Vero, Falso, Vero, Vero, Falso… No, non sono le risposte di un quiz per la patente ma le diverse interpretazioni che si sono susseguite sull’autenticità del cosiddetto Vangelo della Moglie di Gesù, frammento di papiro su cui si legge: «Gesù disse loro: “Mia moglie […]». Come per ogni scoperta controversa, era prevedibile un batti e ribatti del genere e avevo volutamente scelto di non parlarne finora perché non completamente convinto della notizia e carente delle basi per analizzarla nel modo adatto. Ripeto, finora, perché pare che Christian Askeland (Institut für Septuaginta- und biblische Textforschung, Università di Wuppertal) abbia trovato le prove che inchiodano il “Vangelo” come falso.
Il clamore era iniziato nel 2012, quando Karen L. King (Harvard Divinity School) aveva annunciato la scoperta durante il “Tenth international congress of Coptic studies” proprio a Roma… Apriti cielo! Naturalmente, subito è arrivata la smentita del Vaticano più una serie di commenti scettici da parte di studiosi di tutto il mondo insospettiti dagli errori grammaticali, dall’inchiostro e dal fatto che nessuna lettera sia tagliata dalle fratture (da ignorante nella materia, anche a me era sembrata una coincidenza troppo fortunata). Inoltre, la porzione più importante del testo (evidenziata di rosso nell’immagine: ta-hime, “mia moglie”) sembra volutamente rimarcata con inchiostro più scuro. Altri, invece, meno critici, avevano proposto una traduzione alternativa interpretando la moglie di Cristo come la Chiesa.
La King (qui il suo articolo sull’ultimo numero dell’Harvard Theological Review) dice di essere stata contattata insistentemente dal collezionista proprietario dai primi anni ’80 del papiro che, però, ha voluto mantenere l’anonimato (due stranezze sospette). Un recente studio ha riacceso i riflettori sul GosJesWif datando l’inchiostro tra il IV e l’VIII sec. (risultati dalla Colombia University, Harvard University e Massachusetts Institute of Technology; solo la University of Arizona è arrivata a una datazione precedente alla nascita di Cristo). Quindi il Vangelo è autentico? No. Tali dati non forniscono una sicurezza del 100%. Inoltre, i falsari avrebbero potuto utilizzare un vero papiro e carbone antico per preparare i pigmenti. Sembra infatti che il testo in copto sia la rielaborazione di frasi prese dal “Vangelo di Tommaso”, documento paleocristiano scoperto in Egitto (a Nag Hammadi) nel 1945.
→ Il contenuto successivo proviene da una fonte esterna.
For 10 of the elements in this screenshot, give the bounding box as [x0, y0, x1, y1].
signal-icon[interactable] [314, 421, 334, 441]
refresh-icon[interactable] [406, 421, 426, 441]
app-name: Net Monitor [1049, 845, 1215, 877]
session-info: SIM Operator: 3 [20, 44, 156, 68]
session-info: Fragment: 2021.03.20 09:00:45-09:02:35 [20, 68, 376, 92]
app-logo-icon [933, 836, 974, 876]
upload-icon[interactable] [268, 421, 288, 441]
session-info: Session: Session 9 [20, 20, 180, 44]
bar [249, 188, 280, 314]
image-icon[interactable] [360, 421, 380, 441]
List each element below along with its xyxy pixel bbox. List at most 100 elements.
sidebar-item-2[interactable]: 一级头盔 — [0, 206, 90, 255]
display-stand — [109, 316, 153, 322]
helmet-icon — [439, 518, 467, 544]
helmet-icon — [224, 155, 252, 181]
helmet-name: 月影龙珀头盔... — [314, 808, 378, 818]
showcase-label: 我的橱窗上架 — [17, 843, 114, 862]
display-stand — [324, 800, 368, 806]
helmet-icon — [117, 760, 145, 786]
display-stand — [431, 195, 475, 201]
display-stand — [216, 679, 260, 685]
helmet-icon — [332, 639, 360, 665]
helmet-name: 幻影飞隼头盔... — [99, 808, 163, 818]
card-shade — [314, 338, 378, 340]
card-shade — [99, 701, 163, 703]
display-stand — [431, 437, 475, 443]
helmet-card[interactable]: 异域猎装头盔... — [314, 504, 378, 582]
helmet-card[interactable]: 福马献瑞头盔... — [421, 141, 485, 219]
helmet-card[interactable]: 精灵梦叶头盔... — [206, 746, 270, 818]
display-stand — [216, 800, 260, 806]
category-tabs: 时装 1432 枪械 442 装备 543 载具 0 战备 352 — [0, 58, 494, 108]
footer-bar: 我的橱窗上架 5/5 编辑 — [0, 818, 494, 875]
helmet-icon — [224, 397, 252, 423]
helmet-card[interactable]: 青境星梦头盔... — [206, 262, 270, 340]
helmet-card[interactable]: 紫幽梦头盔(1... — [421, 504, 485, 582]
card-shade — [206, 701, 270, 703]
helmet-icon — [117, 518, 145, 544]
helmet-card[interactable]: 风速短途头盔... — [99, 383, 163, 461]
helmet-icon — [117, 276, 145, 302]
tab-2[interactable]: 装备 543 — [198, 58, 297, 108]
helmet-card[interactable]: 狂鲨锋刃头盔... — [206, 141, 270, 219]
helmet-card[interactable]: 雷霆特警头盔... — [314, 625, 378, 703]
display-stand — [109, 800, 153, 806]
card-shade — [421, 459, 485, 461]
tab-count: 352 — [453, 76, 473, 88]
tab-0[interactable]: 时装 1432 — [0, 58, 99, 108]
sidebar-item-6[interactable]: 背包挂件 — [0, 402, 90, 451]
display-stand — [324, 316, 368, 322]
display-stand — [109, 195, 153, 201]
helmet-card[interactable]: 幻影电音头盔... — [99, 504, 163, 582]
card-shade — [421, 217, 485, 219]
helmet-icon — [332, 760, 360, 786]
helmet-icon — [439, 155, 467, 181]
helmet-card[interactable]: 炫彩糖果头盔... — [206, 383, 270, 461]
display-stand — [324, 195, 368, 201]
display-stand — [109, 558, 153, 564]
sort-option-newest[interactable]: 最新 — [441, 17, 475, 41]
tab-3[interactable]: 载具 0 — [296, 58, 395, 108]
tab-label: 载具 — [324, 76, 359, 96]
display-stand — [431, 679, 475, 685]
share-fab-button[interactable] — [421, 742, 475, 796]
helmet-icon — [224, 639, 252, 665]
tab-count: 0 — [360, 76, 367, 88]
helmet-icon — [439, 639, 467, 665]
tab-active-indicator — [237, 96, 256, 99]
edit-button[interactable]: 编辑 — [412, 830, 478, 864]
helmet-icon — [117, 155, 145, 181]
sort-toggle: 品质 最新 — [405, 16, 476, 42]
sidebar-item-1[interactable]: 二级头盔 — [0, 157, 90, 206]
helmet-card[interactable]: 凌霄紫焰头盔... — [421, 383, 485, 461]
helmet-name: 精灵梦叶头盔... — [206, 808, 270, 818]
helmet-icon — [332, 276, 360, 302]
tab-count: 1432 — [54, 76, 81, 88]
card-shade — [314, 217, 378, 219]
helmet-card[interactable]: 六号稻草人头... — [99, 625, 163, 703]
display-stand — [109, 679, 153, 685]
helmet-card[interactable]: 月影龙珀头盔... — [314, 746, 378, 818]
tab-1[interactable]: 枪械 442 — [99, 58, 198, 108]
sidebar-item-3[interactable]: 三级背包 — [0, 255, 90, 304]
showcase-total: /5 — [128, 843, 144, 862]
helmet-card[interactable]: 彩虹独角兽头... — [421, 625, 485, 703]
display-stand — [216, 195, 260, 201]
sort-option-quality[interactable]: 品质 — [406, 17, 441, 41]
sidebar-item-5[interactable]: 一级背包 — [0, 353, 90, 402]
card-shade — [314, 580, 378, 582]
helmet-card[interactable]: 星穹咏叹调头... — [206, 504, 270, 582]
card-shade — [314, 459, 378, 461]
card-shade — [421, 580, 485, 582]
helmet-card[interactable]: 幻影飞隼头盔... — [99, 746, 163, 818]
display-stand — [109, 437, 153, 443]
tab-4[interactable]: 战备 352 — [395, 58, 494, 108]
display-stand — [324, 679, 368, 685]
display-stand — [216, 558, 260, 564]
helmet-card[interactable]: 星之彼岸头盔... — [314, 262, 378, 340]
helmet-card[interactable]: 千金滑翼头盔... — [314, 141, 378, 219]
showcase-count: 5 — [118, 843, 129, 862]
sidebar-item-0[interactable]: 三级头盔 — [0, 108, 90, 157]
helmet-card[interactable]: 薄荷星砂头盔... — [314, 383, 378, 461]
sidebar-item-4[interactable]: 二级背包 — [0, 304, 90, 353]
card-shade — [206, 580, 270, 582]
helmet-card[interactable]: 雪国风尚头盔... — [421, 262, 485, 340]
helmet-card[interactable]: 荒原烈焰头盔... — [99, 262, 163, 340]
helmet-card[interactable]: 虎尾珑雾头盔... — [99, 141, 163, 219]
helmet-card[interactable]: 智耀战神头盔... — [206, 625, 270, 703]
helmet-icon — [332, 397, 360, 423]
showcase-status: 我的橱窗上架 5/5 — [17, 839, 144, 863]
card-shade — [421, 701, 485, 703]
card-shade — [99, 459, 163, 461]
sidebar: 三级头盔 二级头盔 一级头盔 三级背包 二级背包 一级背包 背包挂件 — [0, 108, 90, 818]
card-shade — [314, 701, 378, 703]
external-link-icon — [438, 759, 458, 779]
E qui torniamo alla prova definitiva scoperta da Askeland che prende in considerazione un altro testo, il “Vangelo di Giovanni”, versione in dialetto licopolitano del Qau Codex di Cambridge. Il frammento è stato quasi sicuramente acquistato insieme al GJW perché presenta la stessa calligrafia, stesso inchiostro e stesso strumento di scrittura. Anche la datazione del papiro ha portato a risultati molto simili (VII-IX sec.). Ma, in questo caso, lo studioso americano-tedesco ha individuato la fonte a cui il falsario si sarebbe “ispirato”, l’edizione del Qau Codex di Herbert Thompson (“The Gospel of St. John According to the Earliest Coptic Manuscript”, London 1924). Come si può vedere nella comparazione elaborata da Alin Suciu, corrisponde anche la ripartizione delle linee:
Il GJW, invece, come detto, è la copia rielaborata della pubblicazione in PDF del 2002 di Micheal Grondin del “Vangelo di Tommaso”. In conclusione, sembra che si sia in presenza di un gruppo di falsi realizzati da esperti burloni che hanno preso spunto da documenti realmente esistenti (un po’ come è successo con il “Papiro Tulli” e l’inquietante narrazione di presenze extraterrestri nel cielo che, invece, si è rivelata una bufala costruita con gli esercizi dell’Egyptian Grammar di Gardiner e che è stata sbugiardata da Franco Brussino nella community di egittologia.net). Naturalmente, quest’articolo semplifica molto la questione perché esistono altre motivazioni filologiche e paleografiche che, per chi volesse approfondire, si trovano nei link segnalati nel post.